The 'bad image' began when software giant Wipro Chairman Azim Premji threatened in July last year to shift his operations out of Bangalore if infrastructure facilities were not improved.

Premji then said deteriorating infrastructure, poor sanitation, frequent power failure and increasing pollution were making it impossible to run smooth operations out of Bangalore. "The infrastructure problem is serious here. To sustain and grow, we need to go to places where there are opportunities -- both manpower and infrastructure," he had said.

Since then, Wipro which employs 11,000 techies in its Bangalore centre, embarked on massive expansion outside Bangalore to cities like Kolkata, Hyderabad, Chennai, Pune and Kochi. It 'co-located', as it likes to term the expansion, to other cities.

A rapid explosion of growth in the past decade has stifled Bangalore. In the early 1990s, there were only a couple of dozen IT firms in Bangalore. Today, there are 1,124 Indian and multinational IT companies operating out of the city.
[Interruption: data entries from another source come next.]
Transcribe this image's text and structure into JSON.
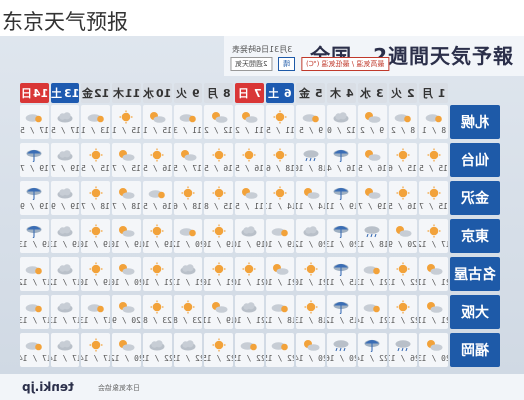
{
  "page": {
    "title": "东京天气预报"
  },
  "header": {
    "title": "全国　2週間天気予報",
    "date": "3月31日6時発表"
  },
  "legend": [
    {
      "label": "2週間天気",
      "style": "plain"
    },
    {
      "label": "晴",
      "style": "blue"
    },
    {
      "label": "最高気温 / 最低気温 (℃)",
      "style": "red"
    }
  ],
  "days": [
    {
      "num": "1",
      "name": "月",
      "type": "weekday"
    },
    {
      "num": "2",
      "name": "火",
      "type": "weekday"
    },
    {
      "num": "3",
      "name": "水",
      "type": "weekday"
    },
    {
      "num": "4",
      "name": "木",
      "type": "weekday"
    },
    {
      "num": "5",
      "name": "金",
      "type": "weekday"
    },
    {
      "num": "6",
      "name": "土",
      "type": "sat"
    },
    {
      "num": "7",
      "name": "日",
      "type": "sun"
    },
    {
      "num": "8",
      "name": "月",
      "type": "weekday"
    },
    {
      "num": "9",
      "name": "火",
      "type": "weekday"
    },
    {
      "num": "10",
      "name": "水",
      "type": "weekday"
    },
    {
      "num": "11",
      "name": "木",
      "type": "weekday"
    },
    {
      "num": "12",
      "name": "金",
      "type": "weekday"
    },
    {
      "num": "13",
      "name": "土",
      "type": "sat"
    },
    {
      "num": "14",
      "name": "日",
      "type": "sun"
    }
  ],
  "cities": [
    {
      "name": "札幌",
      "forecast": [
        {
          "icon": "cloud-sun",
          "temps": "8 / 1"
        },
        {
          "icon": "cloud-sun",
          "temps": "8 / 2"
        },
        {
          "icon": "sun-cloud",
          "temps": "9 / 2"
        },
        {
          "icon": "cloud",
          "temps": "12 / 0"
        },
        {
          "icon": "cloud-sun",
          "temps": "9 / 5"
        },
        {
          "icon": "sun",
          "temps": "11 / 5"
        },
        {
          "icon": "sun-cloud",
          "temps": "11 / 2"
        },
        {
          "icon": "sun-cloud",
          "temps": "12 / 2"
        },
        {
          "icon": "cloud-sun",
          "temps": "11 / 3"
        },
        {
          "icon": "sun-cloud",
          "temps": "15 / 1"
        },
        {
          "icon": "sun",
          "temps": "15 / 1"
        },
        {
          "icon": "cloud-sun",
          "temps": "13 / 1"
        },
        {
          "icon": "cloud",
          "temps": "17 / 5"
        },
        {
          "icon": "cloud-sun",
          "temps": "17 / 5"
        }
      ]
    },
    {
      "name": "仙台",
      "forecast": [
        {
          "icon": "sun",
          "temps": "15 / 5"
        },
        {
          "icon": "sun",
          "temps": "15 / 6"
        },
        {
          "icon": "sun-cloud",
          "temps": "16 / 5"
        },
        {
          "icon": "rain",
          "temps": "16 / 4"
        },
        {
          "icon": "cloud-rain",
          "temps": "18 / 10"
        },
        {
          "icon": "sun",
          "temps": "18 / 6"
        },
        {
          "icon": "sun",
          "temps": "16 / 5"
        },
        {
          "icon": "sun",
          "temps": "16 / 5"
        },
        {
          "icon": "sun-cloud",
          "temps": "17 / 5"
        },
        {
          "icon": "sun",
          "temps": "16 / 5"
        },
        {
          "icon": "sun-cloud",
          "temps": "15 / 7"
        },
        {
          "icon": "sun",
          "temps": "15 / 5"
        },
        {
          "icon": "cloud",
          "temps": "19 / 7"
        },
        {
          "icon": "rain",
          "temps": "19 / 7"
        }
      ]
    },
    {
      "name": "金沢",
      "forecast": [
        {
          "icon": "sun",
          "temps": "15 / 7"
        },
        {
          "icon": "sun",
          "temps": "16 / 5"
        },
        {
          "icon": "sun-cloud",
          "temps": "19 / 7"
        },
        {
          "icon": "rain",
          "temps": "19 / 11"
        },
        {
          "icon": "sun-cloud",
          "temps": "14 / 11"
        },
        {
          "icon": "sun",
          "temps": "14 / 11"
        },
        {
          "icon": "sun-cloud",
          "temps": "11 / 5"
        },
        {
          "icon": "sun",
          "temps": "15 / 8"
        },
        {
          "icon": "sun",
          "temps": "18 / 6"
        },
        {
          "icon": "cloud-sun",
          "temps": "16 / 5"
        },
        {
          "icon": "sun-cloud",
          "temps": "18 / 7"
        },
        {
          "icon": "sun",
          "temps": "18 / 7"
        },
        {
          "icon": "cloud",
          "temps": "19 / 9"
        },
        {
          "icon": "rain",
          "temps": "19 / 9"
        }
      ]
    },
    {
      "name": "東京",
      "forecast": [
        {
          "icon": "sun",
          "temps": "17 / 12"
        },
        {
          "icon": "sun-cloud",
          "temps": "20 / 9"
        },
        {
          "icon": "cloud-rain",
          "temps": "18 / 13"
        },
        {
          "icon": "rain",
          "temps": "20 / 13"
        },
        {
          "icon": "cloud",
          "temps": "20 / 12"
        },
        {
          "icon": "cloud-sun",
          "temps": "19 / 10"
        },
        {
          "icon": "cloud",
          "temps": "19 / 10"
        },
        {
          "icon": "sun",
          "temps": "19 / 10"
        },
        {
          "icon": "cloud-sun",
          "temps": "20 / 12"
        },
        {
          "icon": "sun",
          "temps": "19 / 10"
        },
        {
          "icon": "sun-cloud",
          "temps": "19 / 10"
        },
        {
          "icon": "sun",
          "temps": "19 / 10"
        },
        {
          "icon": "cloud",
          "temps": "19 / 13"
        },
        {
          "icon": "rain",
          "temps": "19 / 13"
        }
      ]
    },
    {
      "name": "名古屋",
      "forecast": [
        {
          "icon": "sun-cloud",
          "temps": "21 / 11"
        },
        {
          "icon": "sun",
          "temps": "22 / 11"
        },
        {
          "icon": "cloud-sun",
          "temps": "21 / 13"
        },
        {
          "icon": "rain",
          "temps": "15 / 11"
        },
        {
          "icon": "sun",
          "temps": "21 / 10"
        },
        {
          "icon": "sun-cloud",
          "temps": "21 / 10"
        },
        {
          "icon": "sun",
          "temps": "21 / 10"
        },
        {
          "icon": "sun",
          "temps": "21 / 10"
        },
        {
          "icon": "cloud",
          "temps": "21 / 11"
        },
        {
          "icon": "sun",
          "temps": "21 / 10"
        },
        {
          "icon": "sun-cloud",
          "temps": "20 / 10"
        },
        {
          "icon": "sun",
          "temps": "19 / 10"
        },
        {
          "icon": "cloud",
          "temps": "17 / 12"
        },
        {
          "icon": "cloud-sun",
          "temps": "17 / 12"
        }
      ]
    },
    {
      "name": "大阪",
      "forecast": [
        {
          "icon": "sun-cloud",
          "temps": "21 / 11"
        },
        {
          "icon": "sun",
          "temps": "22 / 11"
        },
        {
          "icon": "cloud-sun",
          "temps": "21 / 14"
        },
        {
          "icon": "rain",
          "temps": "15 / 12"
        },
        {
          "icon": "sun",
          "temps": "18 / 13"
        },
        {
          "icon": "cloud-sun",
          "temps": "18 / 12"
        },
        {
          "icon": "cloud",
          "temps": "21 / 10"
        },
        {
          "icon": "sun-cloud",
          "temps": "19 / 11"
        },
        {
          "icon": "sun",
          "temps": "23 / 8"
        },
        {
          "icon": "sun",
          "temps": "23 / 8"
        },
        {
          "icon": "sun-cloud",
          "temps": "20 / 9"
        },
        {
          "icon": "cloud-sun",
          "temps": "17 / 13"
        },
        {
          "icon": "cloud",
          "temps": "17 / 13"
        },
        {
          "icon": "cloud-sun",
          "temps": "17 / 13"
        }
      ]
    },
    {
      "name": "福岡",
      "forecast": [
        {
          "icon": "sun-cloud",
          "temps": "20 / 13"
        },
        {
          "icon": "cloud-rain",
          "temps": "26 / 11"
        },
        {
          "icon": "rain",
          "temps": "22 / 14"
        },
        {
          "icon": "cloud-rain",
          "temps": "20 / 16"
        },
        {
          "icon": "sun-cloud",
          "temps": "20 / 14"
        },
        {
          "icon": "cloud-sun",
          "temps": "22 / 15"
        },
        {
          "icon": "cloud-sun",
          "temps": "22 / 15"
        },
        {
          "icon": "sun",
          "temps": "22 / 15"
        },
        {
          "icon": "cloud",
          "temps": "22 / 15"
        },
        {
          "icon": "cloud",
          "temps": "22 / 15"
        },
        {
          "icon": "sun-cloud",
          "temps": "20 / 12"
        },
        {
          "icon": "sun",
          "temps": "17 / 14"
        },
        {
          "icon": "cloud",
          "temps": "17 / 14"
        },
        {
          "icon": "cloud-sun",
          "temps": "17 / 14"
        }
      ]
    }
  ],
  "footer": {
    "logo": "tenki.jp",
    "credit": "日本気象協会"
  }
}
But over the years, the growth explosion that Bangalore witnessed did not lead to the city's planned development. Thus India's Silicon Valley is caught in a web of serous problems such as these:

  • While scores of IT firms set up shops in Bangalore and its suburbs, roads have almost remained the same. The IT hub of Bangalore can take a load of only 300,000 vehicles; but now there are five times the number of vehicles running around. Congestion is the name of the game on the city streets. Bad road conditions led to the death of some 900 people in accidents last year on Bangalore streets.
  • Power shortage is acute in the city. Azim Premji got a rude shock recently when electricity went off as he was giving an important presentation to multinational client at the Wipro office. Karnataka has a power shortage of 1,500 MW, making many IT companies in Bangalore to depend on power back up systems to run the show.
  • Bangalore airport, where hundreds of techies, managers and venture capitalists board and disembark daily on international routes, is one of the worst airports in the country. A new airport plan is being readied these days, but it would take a good five years for that to materialise.
  • A decade back, Bangalore was known as the Garden City of India with pleasant climate. Today, the air quality index monitored at various spots in the city makes Bangalore to be 'a severely polluted' place.

A K Krishnadas, who runs Pioneer Consulting in Bangalore, says the concerns that Bangalore is no longer the city it used to be are genuine.

"But despite these problems, Bangalore continues to have a great work culture. The city is ahead of the other cities in attracting multinational IT firms because of its first mover advantage," he points out.

Thus, consultants like Krishnadas has been advising clients that Bangalore still remains the most favoured destination for IT companies.

Krishnadas says when a city grows rapidly, it is natural that teething problems should crop up. "But running away from the city is not the answer. Bangalore is trying to cope with the new situation and trying its best to improve the infrastructure," he says.

Figures available with Karnataka government's IT Department prove that despite its problems, Bangalore continues to be the top destination for IT companies.

  • Bangalore continues to attract 2.5 IT firms every week.
  • In April, May and June of 2004 alone, 50 IT companies, including 30 foreign firms with 100 per cent equity, set up shop in the city. The companies were in chip design, enterprise application development and IT-enabled services, including business process outsourcing segments.
  • There are 40 SEI CMM Level 5 companies in the world; 18 of them are in Bangalore.
  • During fiscal 2003-04, Bangalore witnessed phenomenal growth, with the industry growing by 46 per cent in software exports against a national average of 30.5 per cent over the previous fiscal.
  • Of the total exports from Karnataka, Bangalore takes the cake with 1,124 Indian and multinational firms earning Rs 17,900 crore (Rs 179 billion) from software services and products last year.
The top ten software exporters from Bangalore are: Infosys Technologies Ltd, Wipro Ltd, IBM Global Services India Pvt Ltd, Tata Consultancy Services Ltd, Digital Global Soft Ltd, I-Flex Solutions Ltd, Texas Instruments, Cisco Systems (India) Pvt Ltd, Mphasis BFL Ltd and Philips Software Centre.